Das bisherige darstellerische Glanzlicht des Festivals aber hat die aus Island stammende 26-jährige Isold Halldórudóttir mit ihrem Schauspiel-Debüt in der Hauptrolle des Dramas «Touched» gesetzt. Sie verkörpert mit enormer Intensität und Sensibilität Maria, eine junge Pflegerin, die sich in einen querschnittsgelähmten Patienten verliebt. Die Folgen dieser «verbotenen Liebe» sind so unvorhersehbar wie drastisch.

Isold Halldórudóttir (l) als Maria und Stavros Zafeiris als Alex in einer Szene des Films „Touched“ von Regisseurin Claudia Rorarius.

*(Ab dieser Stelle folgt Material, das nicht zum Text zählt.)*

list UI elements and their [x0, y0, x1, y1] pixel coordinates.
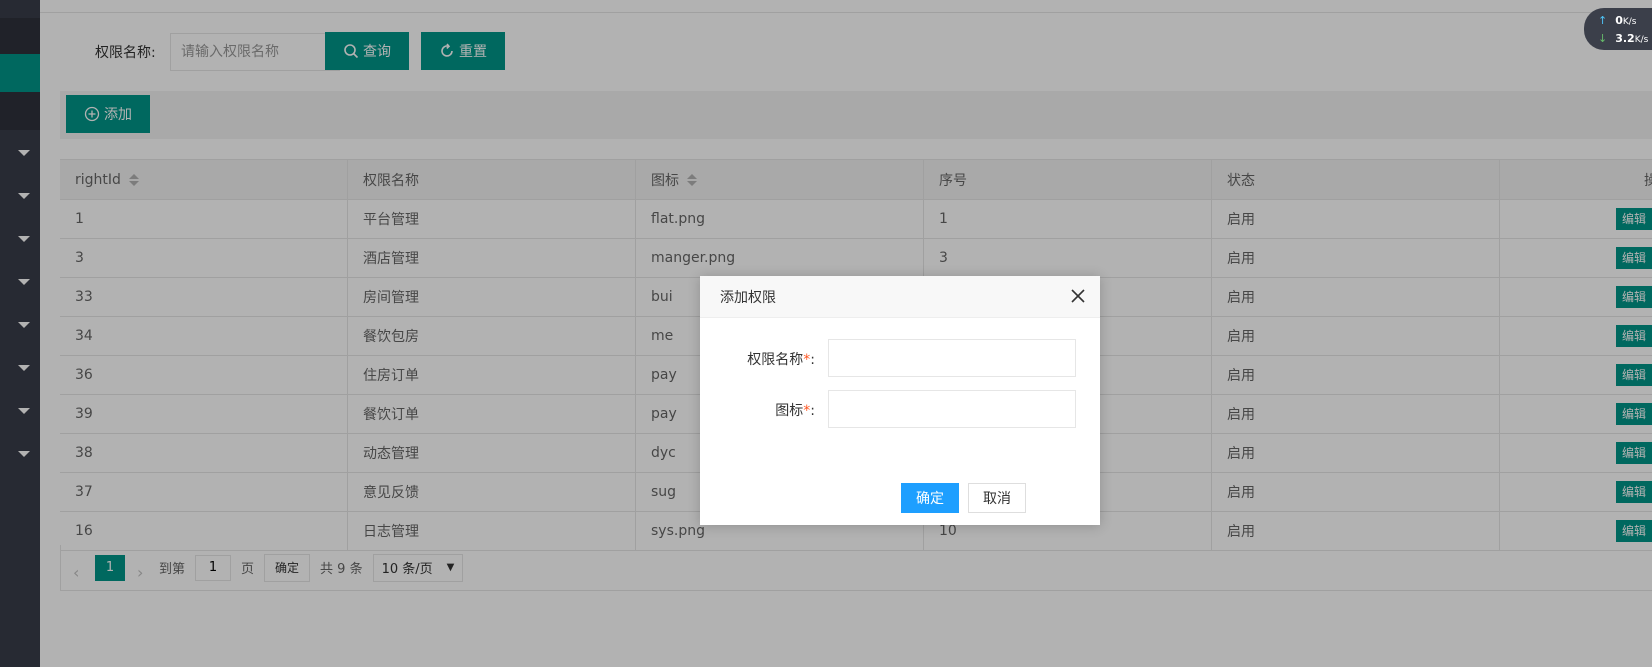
dialog-header: 添加权限	[700, 276, 1100, 318]
download-unit: K/s	[1634, 35, 1649, 45]
upload-unit: K/s	[1622, 17, 1637, 27]
download-value: 3.2	[1615, 32, 1635, 45]
upload-speed: ↑ 0K/s	[1598, 14, 1637, 27]
download-speed: ↓ 3.2K/s	[1598, 32, 1648, 45]
network-speed-widget: ↑ 0K/s ↓ 3.2K/s	[1584, 8, 1652, 50]
dialog-title: 添加权限	[720, 289, 776, 306]
add-permission-dialog: 添加权限 权限名称*: 图标*: 确定 取消	[700, 276, 1100, 525]
dialog-cancel-button[interactable]: 取消	[968, 483, 1026, 513]
form-row-icon: 图标*:	[700, 390, 1100, 428]
upload-value: 0	[1615, 14, 1623, 27]
icon-field-label: 图标*:	[775, 403, 815, 419]
arrow-down-icon: ↓	[1598, 32, 1608, 45]
icon-input[interactable]	[828, 390, 1076, 428]
dialog-confirm-button[interactable]: 确定	[901, 483, 959, 513]
form-row-name: 权限名称*:	[700, 339, 1100, 377]
arrow-up-icon: ↑	[1598, 14, 1608, 27]
name-field-label: 权限名称*:	[747, 352, 815, 368]
close-icon[interactable]	[1070, 288, 1086, 304]
permission-name-input[interactable]	[828, 339, 1076, 377]
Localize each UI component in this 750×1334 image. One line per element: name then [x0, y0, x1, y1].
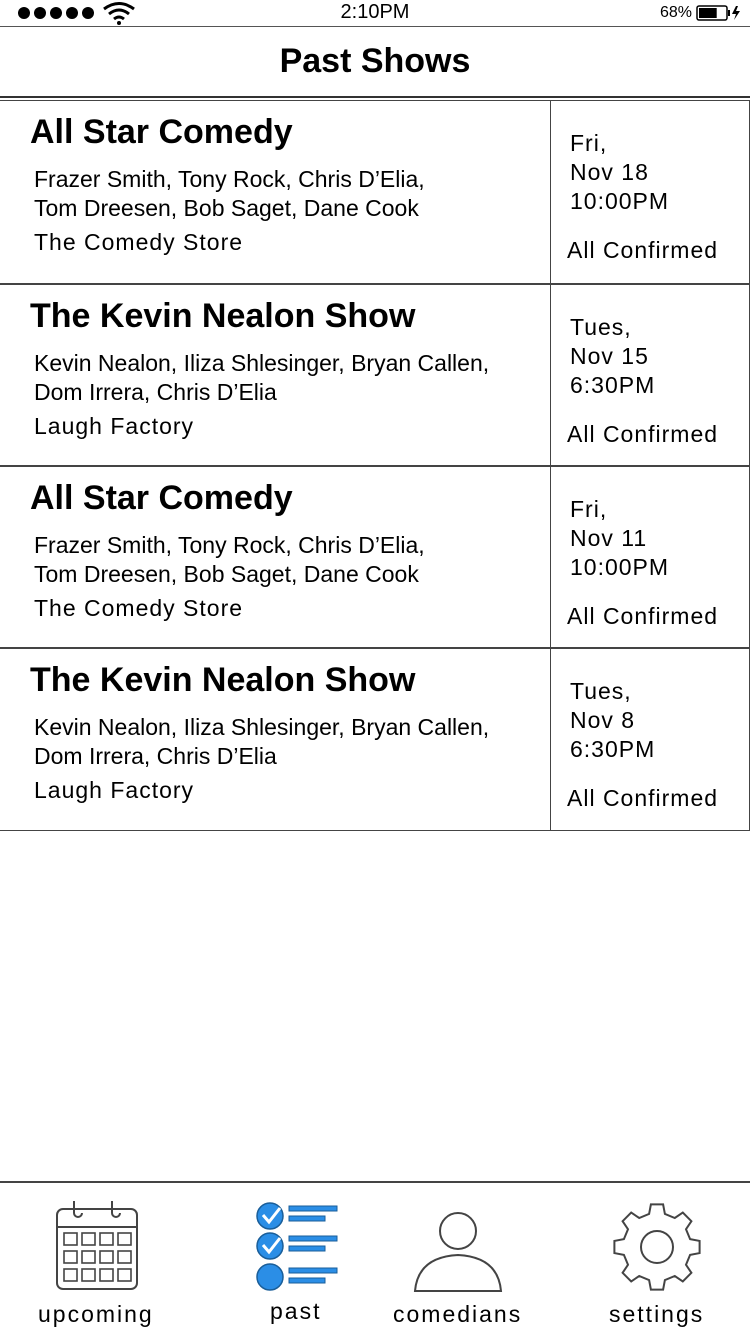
- show-venue: The Comedy Store: [34, 595, 244, 621]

«Touched» der deutschen Autorin und Regisseurin Claudia Rorarius läuft im Nachwuchs-Wettbewerb «Cineasti del presente» («Filmemacher der Gegenwart). Eine ungewöhnliche Lovestory von verblüffender Wahrhaftigkeit. Trotz einiger sehr heftiger Sexszenen fesselt der Film vor allem mit leisen Mitteln. Die Geschichte schleicht sich sozusagen in die Herzen der Zuschauerinnen und Zuschauer ein und wird genau deshalb unvergesslich. Viele erwarten für den Film mindestens einen der Preise dieses Wettbewerbs.

Im Hauptwettbewerb hat der mit deutschem Produzentengeld, etwa vom rbb, gedrehte Spielfilm «Stepne» («Steppe») der ukrainischen Regisseurin und Drehbuchmitautorin Maryna Vroda Aussichten auf eine Ehrung. In strengen Bildfolgen beleuchtet der Film das Erbe der Sowjetzeit in der heutigen Ukraine, fern des Krieges auf dem kargen Land. Spannung und Anspruch sind geschickt miteinander verwoben. Diese Mischung wird in Locarno traditionell gern ausgezeichnet. Vergeben werden die Preise am Abend des 12. August während einer Gala unterm Sternenzelt.